Genç kardeşlerimizin kariyerleriyle ilgili ne yapacaklarını bilememeleri, bu konuda yeterli bilgiye sahip olmamaları hem eğitim sistemimizden hem de lise ya da üniversite yıllarında part time ya da stajyer olarak ciddi çalışmalar yapmamalarından kaynaklanıyor. Bu nedenle gençlerimize bu tarz çalışmalar yapmalarını önemle tavsiye ediyorum. Bu sayede yeteneklerini tartabilecekleri gibi iş hayatı hakkında fikir edinebilecekler Hepsinden önemlisi bence hangi tarz işi yapmaktan zevk alacaklarını anlıyor olacaklar. Vaktin bulunamadığı yönündeki düşüncenin doğru olduğuna da inanıyorum. Zaman iyi kullanıldığı taktirde kişinin 2-3 ana faaliyeti yaşamına sığdırabileceğini biliyorum.

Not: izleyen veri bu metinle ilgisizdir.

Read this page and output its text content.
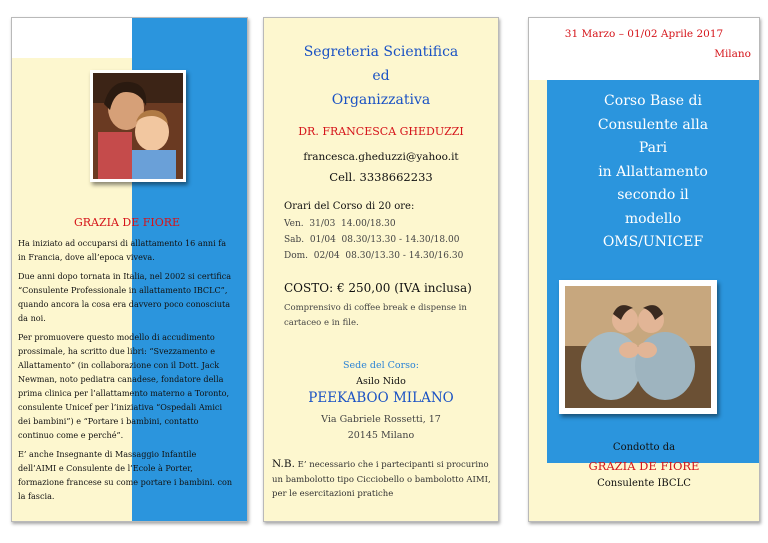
GRAZIA DE FIORE

Ha iniziato ad occuparsi di allattamento 16 anni fa in Francia, dove all’epoca viveva.

Due anni dopo tornata in Italia, nel 2002 si certifica “Consulente Professionale in allattamento IBCLC”, quando ancora la cosa era davvero poco conosciuta da noi.

Per promuovere questo modello di accudimento prossimale, ha scritto due libri: “Svezzamento e Allattamento” (in collaborazione con il Dott. Jack Newman, noto pediatra canadese, fondatore della prima clinica per l’allattamento materno a Toronto, consulente Unicef per l’iniziativa “Ospedali Amici dei bambini”) e “Portare i bambini, contatto continuo come e perché”.

E’ anche Insegnante di Massaggio Infantile dell’AIMI e Consulente de l’Ecole à Porter, formazione francese su come portare i bambini. con la fascia.

Segreteria Scientifica
ed
Organizzativa
DR. FRANCESCA GHEDUZZI
francesca.gheduzzi@yahoo.it
Cell. 3338662233
Orari del Corso di 20 ore:
Ven.  31/03  14.00/18.30
Sab.  01/04  08.30/13.30 - 14.30/18.00
Dom.  02/04  08.30/13.30 - 14.30/16.30
COSTO: € 250,00 (IVA inclusa)
Comprensivo di coffee break e dispense in cartaceo e in file.
Sede del Corso:
Asilo Nido
PEEKABOO MILANO
Via Gabriele Rossetti, 17
20145 Milano
N.B. E’ necessario che i partecipanti si procurino un bambolotto tipo Cicciobello o bambolotto AIMI, per le esercitazioni pratiche
31 Marzo – 01/02 Aprile 2017
Milano
Corso Base di
Consulente alla
Pari
in Allattamento
secondo il
modello
OMS/UNICEF
Condotto da
GRAZIA DE FIORE
Consulente IBCLC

Kendi adıma okul yıllarımda öğrenciliğin yanında profesyonel olarak oynadığım voleybol ile (ki haftanın 6 günü maç veya antrenman olurdu) turistlere yönelik bir Catering firmasında çalışmayı birleştirmeyi başarmıştım. Ve hepsini de çok büyük bir keyifle yapıyor, hem de para kazanıyordum. Tabii çoğu günüm sabah 05.00’de Merdivenköy halinde başlıyor; 22.00’de Altunizade spor salonunda bitiyordu… Sevgili gençler hepinizin spor yapması gerektiğini düşünüyorum çünkü size hayatınız boyunca kullanacağız çok değerli özellikler ve yetenekler kazandıracak.

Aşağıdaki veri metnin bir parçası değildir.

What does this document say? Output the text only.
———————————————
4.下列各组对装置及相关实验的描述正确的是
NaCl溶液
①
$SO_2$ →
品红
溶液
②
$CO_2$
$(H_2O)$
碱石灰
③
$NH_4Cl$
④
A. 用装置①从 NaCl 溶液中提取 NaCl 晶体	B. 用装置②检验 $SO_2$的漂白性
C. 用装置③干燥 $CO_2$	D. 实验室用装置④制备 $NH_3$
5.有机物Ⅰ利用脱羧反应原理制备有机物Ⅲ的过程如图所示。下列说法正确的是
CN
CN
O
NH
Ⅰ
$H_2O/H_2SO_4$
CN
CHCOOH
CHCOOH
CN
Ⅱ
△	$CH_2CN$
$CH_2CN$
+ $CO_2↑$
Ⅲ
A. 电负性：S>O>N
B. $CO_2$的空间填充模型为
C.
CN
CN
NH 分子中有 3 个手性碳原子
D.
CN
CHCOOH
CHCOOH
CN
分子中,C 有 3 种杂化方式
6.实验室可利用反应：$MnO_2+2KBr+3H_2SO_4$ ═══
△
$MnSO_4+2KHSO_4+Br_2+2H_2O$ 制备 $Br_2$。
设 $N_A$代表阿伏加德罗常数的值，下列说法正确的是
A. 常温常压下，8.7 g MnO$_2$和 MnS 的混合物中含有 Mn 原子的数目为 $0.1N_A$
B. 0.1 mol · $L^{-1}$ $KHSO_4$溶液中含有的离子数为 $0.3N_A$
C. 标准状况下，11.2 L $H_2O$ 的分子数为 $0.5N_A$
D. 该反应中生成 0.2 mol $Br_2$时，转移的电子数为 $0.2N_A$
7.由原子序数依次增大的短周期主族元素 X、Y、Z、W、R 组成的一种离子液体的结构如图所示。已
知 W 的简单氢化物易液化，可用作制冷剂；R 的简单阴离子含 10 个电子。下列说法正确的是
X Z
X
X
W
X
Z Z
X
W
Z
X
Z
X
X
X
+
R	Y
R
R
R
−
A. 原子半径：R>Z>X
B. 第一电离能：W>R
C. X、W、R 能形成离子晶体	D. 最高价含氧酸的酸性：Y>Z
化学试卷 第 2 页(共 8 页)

Eğer üniversite yıllarınızın sonuna geliyor ve hâlâ nasıl bir işte çalışacağınızı netleştiremiyorsanız sakın karamsarlığa kapılmayın. Kendinize en yakın bulduğunuz bir işe girerek zamanla sevdiğiniz bir işe doğru mutlaka yönleniyor olacaksınız ama bunun için de çaba sarf etmeniz, her ne yapıyor olursanız olun, çok çalışıp, işi detaylarıyla öğrenip kararınızı buna göre vermeniz gerekiyor. Ve aynı zamanda kendinizi yetiştiriyor, yenilikleri takip ediyor, araştırıyor, okuyor olmanız da şart. Hepsinden daha önemli olan sevdiğiniz bir işi icra ediyor olabilmek sanırım. Eğer yaptığınız işi seviyorsanız başarı da, para da, mutluluk da beraberinde gelecektir.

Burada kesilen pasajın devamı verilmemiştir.